Israeli Prime Minister Benjamin Netanyahu said Sunday that "there is no victory without entering Rafah, and there is no victory without eliminating the Hamas battalions there." Netanyahu has approved a military operational plan for an attack.

Israel has said it would protect the Palestinians from new warfare in Rafah, located just north of Gaza-Egyptian border, but has given no public indication where it would move them.

Most of the Palestinians sheltering in the area were ordered to move there by the Israeli military to escape clashes in northern Gaza in the earliest weeks of the 6-month-old conflict.

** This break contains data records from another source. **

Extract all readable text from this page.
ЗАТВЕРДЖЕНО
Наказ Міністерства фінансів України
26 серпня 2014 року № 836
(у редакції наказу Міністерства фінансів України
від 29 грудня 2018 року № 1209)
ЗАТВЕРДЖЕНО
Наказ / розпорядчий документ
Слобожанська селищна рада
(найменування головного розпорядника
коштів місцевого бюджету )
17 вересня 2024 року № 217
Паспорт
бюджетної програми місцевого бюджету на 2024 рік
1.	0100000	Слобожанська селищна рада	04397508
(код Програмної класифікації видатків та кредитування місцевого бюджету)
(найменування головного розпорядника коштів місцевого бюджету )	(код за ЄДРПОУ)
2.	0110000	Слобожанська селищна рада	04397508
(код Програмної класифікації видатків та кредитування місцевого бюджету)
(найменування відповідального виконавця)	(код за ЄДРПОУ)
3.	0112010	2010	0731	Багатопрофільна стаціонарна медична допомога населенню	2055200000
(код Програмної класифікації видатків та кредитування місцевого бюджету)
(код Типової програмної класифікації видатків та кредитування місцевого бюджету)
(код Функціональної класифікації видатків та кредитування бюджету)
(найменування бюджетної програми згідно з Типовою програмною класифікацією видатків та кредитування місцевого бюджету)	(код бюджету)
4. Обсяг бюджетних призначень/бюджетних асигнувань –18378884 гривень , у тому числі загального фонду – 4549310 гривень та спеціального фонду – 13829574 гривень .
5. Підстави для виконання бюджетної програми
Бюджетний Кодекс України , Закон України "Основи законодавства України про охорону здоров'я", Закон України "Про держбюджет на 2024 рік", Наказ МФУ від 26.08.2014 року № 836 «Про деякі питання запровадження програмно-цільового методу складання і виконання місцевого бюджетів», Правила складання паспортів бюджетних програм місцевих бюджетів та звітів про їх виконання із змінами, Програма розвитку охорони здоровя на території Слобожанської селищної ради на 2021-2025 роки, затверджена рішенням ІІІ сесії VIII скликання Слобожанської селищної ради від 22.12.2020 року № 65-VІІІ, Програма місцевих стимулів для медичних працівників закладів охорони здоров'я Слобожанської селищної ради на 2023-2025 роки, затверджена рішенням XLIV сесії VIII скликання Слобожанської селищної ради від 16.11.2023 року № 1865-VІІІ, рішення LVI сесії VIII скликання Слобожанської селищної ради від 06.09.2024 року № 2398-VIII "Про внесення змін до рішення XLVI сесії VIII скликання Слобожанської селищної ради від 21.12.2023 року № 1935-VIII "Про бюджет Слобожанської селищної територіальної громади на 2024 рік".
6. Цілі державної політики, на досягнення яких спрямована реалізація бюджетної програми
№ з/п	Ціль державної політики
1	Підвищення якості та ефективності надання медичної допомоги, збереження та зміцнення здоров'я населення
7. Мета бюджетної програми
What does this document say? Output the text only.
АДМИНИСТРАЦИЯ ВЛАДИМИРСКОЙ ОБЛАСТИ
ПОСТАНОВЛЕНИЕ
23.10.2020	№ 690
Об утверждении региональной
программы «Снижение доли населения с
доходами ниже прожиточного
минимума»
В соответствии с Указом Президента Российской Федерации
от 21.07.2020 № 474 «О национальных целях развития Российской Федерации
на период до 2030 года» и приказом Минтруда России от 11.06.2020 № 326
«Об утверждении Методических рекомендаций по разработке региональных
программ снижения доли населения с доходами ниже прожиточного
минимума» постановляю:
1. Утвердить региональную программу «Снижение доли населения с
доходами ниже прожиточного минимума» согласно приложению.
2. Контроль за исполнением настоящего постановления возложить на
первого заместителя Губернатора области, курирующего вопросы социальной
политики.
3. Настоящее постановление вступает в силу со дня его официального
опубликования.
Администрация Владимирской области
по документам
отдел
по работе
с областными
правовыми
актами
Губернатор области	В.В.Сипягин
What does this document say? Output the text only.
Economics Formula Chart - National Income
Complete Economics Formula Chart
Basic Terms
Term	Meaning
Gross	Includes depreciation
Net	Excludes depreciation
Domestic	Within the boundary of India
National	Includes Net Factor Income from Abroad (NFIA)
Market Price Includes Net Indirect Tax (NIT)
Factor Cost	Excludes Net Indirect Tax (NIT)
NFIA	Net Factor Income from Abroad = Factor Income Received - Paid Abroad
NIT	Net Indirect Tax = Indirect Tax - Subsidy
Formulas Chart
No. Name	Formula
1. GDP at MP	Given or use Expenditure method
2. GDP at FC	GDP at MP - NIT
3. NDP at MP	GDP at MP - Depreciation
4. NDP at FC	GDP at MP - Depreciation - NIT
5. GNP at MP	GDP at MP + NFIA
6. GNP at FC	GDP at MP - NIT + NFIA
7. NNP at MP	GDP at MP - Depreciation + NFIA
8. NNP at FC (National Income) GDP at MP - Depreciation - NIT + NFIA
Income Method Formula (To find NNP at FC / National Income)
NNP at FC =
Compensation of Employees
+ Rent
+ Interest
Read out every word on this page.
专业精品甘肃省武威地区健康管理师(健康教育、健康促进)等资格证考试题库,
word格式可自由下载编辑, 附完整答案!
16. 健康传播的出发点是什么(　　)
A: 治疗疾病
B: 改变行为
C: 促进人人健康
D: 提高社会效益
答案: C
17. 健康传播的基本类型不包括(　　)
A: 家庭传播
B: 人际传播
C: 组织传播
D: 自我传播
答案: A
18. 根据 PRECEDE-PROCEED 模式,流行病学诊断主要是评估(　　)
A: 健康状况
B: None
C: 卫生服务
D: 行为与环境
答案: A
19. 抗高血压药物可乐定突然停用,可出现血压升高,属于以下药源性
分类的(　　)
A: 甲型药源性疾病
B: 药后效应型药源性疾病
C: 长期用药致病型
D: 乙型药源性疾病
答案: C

The high-level U.S.-Israeli talks took place a week after Netanyahu at first called them off in protest of the U.S. failure to veto a U.N. Security Council resolution calling for an immediate cease-fire. The U.S. abstained from the vote on the resolution a week ago, allowing it to pass, after previously vetoing other similar resolutions.

Following Monday's secure video conference, the U.S. said it expected that "expert teams" would hold further talks in person.

The U.S. has been Israel's staunchest ally in the fight against Hamas, which started the war with its shock October 7 attack on Israel that killed 1,200 people and led to the capture of about 250 hostages. Israel's counteroffensive in Gaza has killed more than 32,700 people, mostly women and children, according to the Hamas-run Gaza Health Ministry, although the Israeli military says a third of those killed have been militants.

The Israeli military said Monday its forces withdrew from the area of the Shifa Hospital in northern Gaza after completing an operation there.

The withdrawal comes two weeks after Israeli forces launched the operation at Gaza's largest hospital, accusing Hamas commanders of using the site to conduct terror operations.

The Israeli military has said it killed 200 militants near the hospital, where it carried out both ground fighting and airstrikes.

Bodies were found inside and outside of the hospital complex as people returned to the site following the departure of Israeli tanks and troops.

Much of Gaza has been left in ruins by the Israeli offensive aimed at defeating the Hamas terrorist group. Many of the Palestinians sheltering in Rafah traveled there from other parts of Gaza in search of safety.

An Israeli airstrike on Al-Aqsa hospital in Gaza killed four people and wounded 17 others, World Health Organization chief Tedros Adhanom Ghebreyesus said Sunday in a post on X.

Tedros called for an end of Israel's attacks on hospitals in the enclave and for the "protection of patients, health personnel and humanitarian missions."

The strike on a tent camp inside the hospital compound was witnessed by a WHO team that was on a humanitarian mission there assessing the needs and collecting incubators for the north of Gaza, the WHO chief wrote, adding: "WHO staff are all accounted for."

Thousands of people have been sheltering around the hospital after the fighting forced them to flee their homes.

Some information for this report was provided by The Associated Press, Reuters and Agence France-Presse.